Image by author from AWS

The most important part when creating a Batch Job is to enter the Image URI, which we created ECR before, in the Image section. We will use the jobQueue and jobDefinition information that we entered during the Batch creation process to trigger the Lambda.

In serverless architecture, we are not dependent on a single machine. When the task is assigned, the Docker we created runs on a machine with the desired features and then leaves that machine.

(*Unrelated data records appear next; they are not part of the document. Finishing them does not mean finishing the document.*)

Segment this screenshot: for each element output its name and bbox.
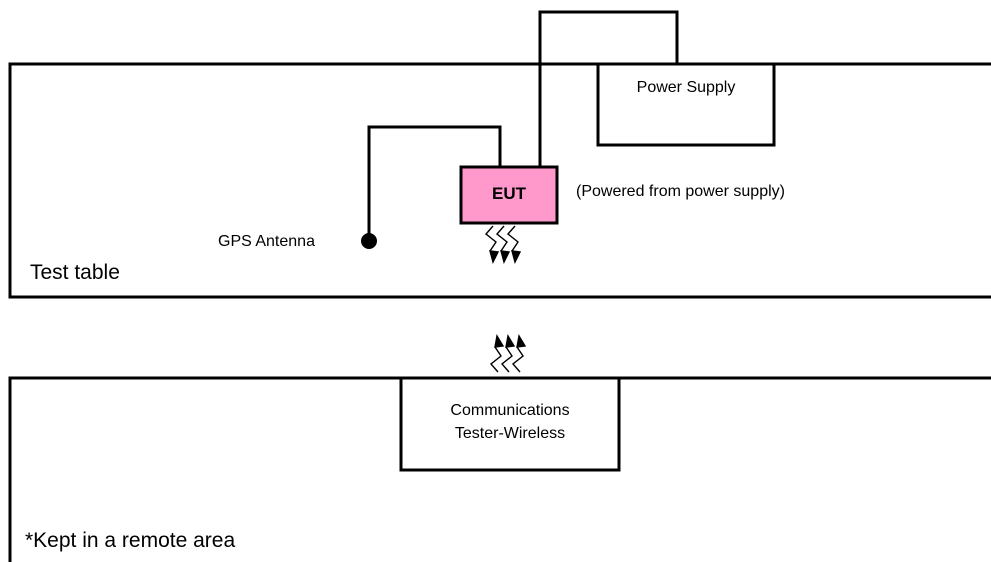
eut-box [459, 165, 559, 225]
eut-power-note: (Powered from power supply) [576, 183, 785, 200]
power-cable [538, 10, 679, 167]
eut-label: EUT [492, 184, 526, 203]
test-table-label: Test table [30, 261, 120, 284]
remote-area-label: *Kept in a remote area [25, 529, 236, 552]
power-supply-label: Power Supply [636, 79, 736, 96]
test-table-outline [8, 62, 991, 299]
tester-wireless-signal-icon [489, 334, 527, 373]
tester-label-line2: Tester-Wireless [454, 425, 566, 442]
eut-wireless-signal-icon [484, 225, 522, 264]
communications-tester-box [399, 376, 621, 472]
gps-cable [367, 125, 502, 241]
remote-area-outline [8, 376, 991, 562]
gps-antenna-label: GPS Antenna [218, 233, 315, 250]
gps-antenna-icon [361, 233, 377, 249]
power-supply-box [596, 62, 776, 147]
tester-label-line1: Communications [450, 402, 570, 419]
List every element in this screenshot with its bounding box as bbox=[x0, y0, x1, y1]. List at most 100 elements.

Creating Lambda Function And S3 Trigger

Image by the author from AWS

In the architectural plan, the csv file is loaded to s3 and triggers the Lambda. Triggered Lambda sends the job to Batch with the uploaded file name. The lambda code :

import json
import urllib.parse
import boto3
s3 = boto3.client('s3')
client = boto3.client('batch', 'us-east-2')
def lambda_handler(event, context):   
    bucket = event['Records'][0]['s3']['bucket']['name']
key = urllib.parse.unquote_plus(event['Records'][0]['s3'] ['object']['key'], encoding='utf-8')
response = s3.get_object(Bucket=bucket, Key=key)
full_path = "s3://{change here}/" +key.split("/")[1]
print(full_path)
csv_job = client.submit_job(
jobName='example_job',
jobQueue='{change here}',
jobDefinition='{change here}',
containerOverrides={
'command': ["python","main.py",full_path]})

We can see the submitted jobs in Batch. We can run multiple Docker images by choosing more CPUs in the computing environment.

Image by the author from AWS

Conclusion

Data pipelines are an indispensable part of machine learning. AWS Lambda and Batch are useful for this type of need. Automate, make life easier!